Jim brought a lifetime of colorful experience: Vietnam Combat Medic, jazz drummer and club owner, bartender, union rep in New York and California, VA case officer, and veteran anti-war activist. He's traveled the world and shared the adventure with his wife of 47 years, Peg Fallon.
An Agent Orange casualty from the War, bone cancer left him with a titanium right arm. Though it ended his drumming, Jim worked with veterans his whole life, and through knowing me and friends like Frank Wagner and Jan Barry, Jim discovered Combat Paper, a deep and revelatory experience we all shared. Combat Paper changed our lives.
Though a disabled veteran, Jim saw us cut lino blocks and print our first images, telling our stories with our art. And Jim Fallon was a man with a treasure trove of stories. With his rebuilt arm and a little help from his friends, he began producing work sublime in feeling, for the War he knew, for the musicians he loved, for the New York—New Jersey home he knew so well, and for the wonders of the natural world.

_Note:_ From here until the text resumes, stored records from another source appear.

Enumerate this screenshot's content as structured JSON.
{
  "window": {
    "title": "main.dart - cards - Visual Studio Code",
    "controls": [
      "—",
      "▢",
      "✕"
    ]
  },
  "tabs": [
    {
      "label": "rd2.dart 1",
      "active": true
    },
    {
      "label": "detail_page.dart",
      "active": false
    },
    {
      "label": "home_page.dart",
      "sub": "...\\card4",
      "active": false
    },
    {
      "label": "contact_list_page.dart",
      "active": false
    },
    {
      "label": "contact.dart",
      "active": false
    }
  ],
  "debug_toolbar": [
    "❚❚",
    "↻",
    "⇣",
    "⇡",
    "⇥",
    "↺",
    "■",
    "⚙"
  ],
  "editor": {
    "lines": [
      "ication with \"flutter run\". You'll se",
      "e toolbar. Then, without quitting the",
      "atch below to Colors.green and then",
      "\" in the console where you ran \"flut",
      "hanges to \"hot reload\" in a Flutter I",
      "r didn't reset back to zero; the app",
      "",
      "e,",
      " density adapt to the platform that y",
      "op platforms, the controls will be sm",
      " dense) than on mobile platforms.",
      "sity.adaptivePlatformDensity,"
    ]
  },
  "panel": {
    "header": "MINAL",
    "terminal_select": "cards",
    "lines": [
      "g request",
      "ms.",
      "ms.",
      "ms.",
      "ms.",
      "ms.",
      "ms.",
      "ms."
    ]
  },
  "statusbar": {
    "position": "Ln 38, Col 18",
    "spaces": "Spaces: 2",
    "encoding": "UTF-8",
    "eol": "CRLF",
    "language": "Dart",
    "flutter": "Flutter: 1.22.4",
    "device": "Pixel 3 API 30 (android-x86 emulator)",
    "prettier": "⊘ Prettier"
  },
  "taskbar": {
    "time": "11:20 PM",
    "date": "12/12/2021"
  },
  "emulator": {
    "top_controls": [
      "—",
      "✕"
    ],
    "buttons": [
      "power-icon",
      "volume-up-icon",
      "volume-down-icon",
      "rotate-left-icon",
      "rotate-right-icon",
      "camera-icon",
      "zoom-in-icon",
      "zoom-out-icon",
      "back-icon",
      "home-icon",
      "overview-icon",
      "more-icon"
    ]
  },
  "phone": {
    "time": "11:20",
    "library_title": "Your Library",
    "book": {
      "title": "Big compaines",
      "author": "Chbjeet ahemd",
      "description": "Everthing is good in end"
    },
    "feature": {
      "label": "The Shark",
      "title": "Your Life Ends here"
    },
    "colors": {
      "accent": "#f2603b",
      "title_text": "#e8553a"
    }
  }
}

And he began to paint. He covered sheets of the paper we love with passionate colors. And regardless of the subject, his work emanates a joy of life that he would not see extinguished, even as we grieve his loss.
I met Jim Fallon almost twenty years ago. In Veterans For Peace, we marched together in New York and New Jersey, Washington, DC, Portland, Oregon, Portland, Maine, and places I forget.
I thought Jim was the coolest guy I knew. Fair winds and following seas, my Friend...
Walt Nygard is studio manager and lead instructor of Frontline Paper and a close friend of Jim.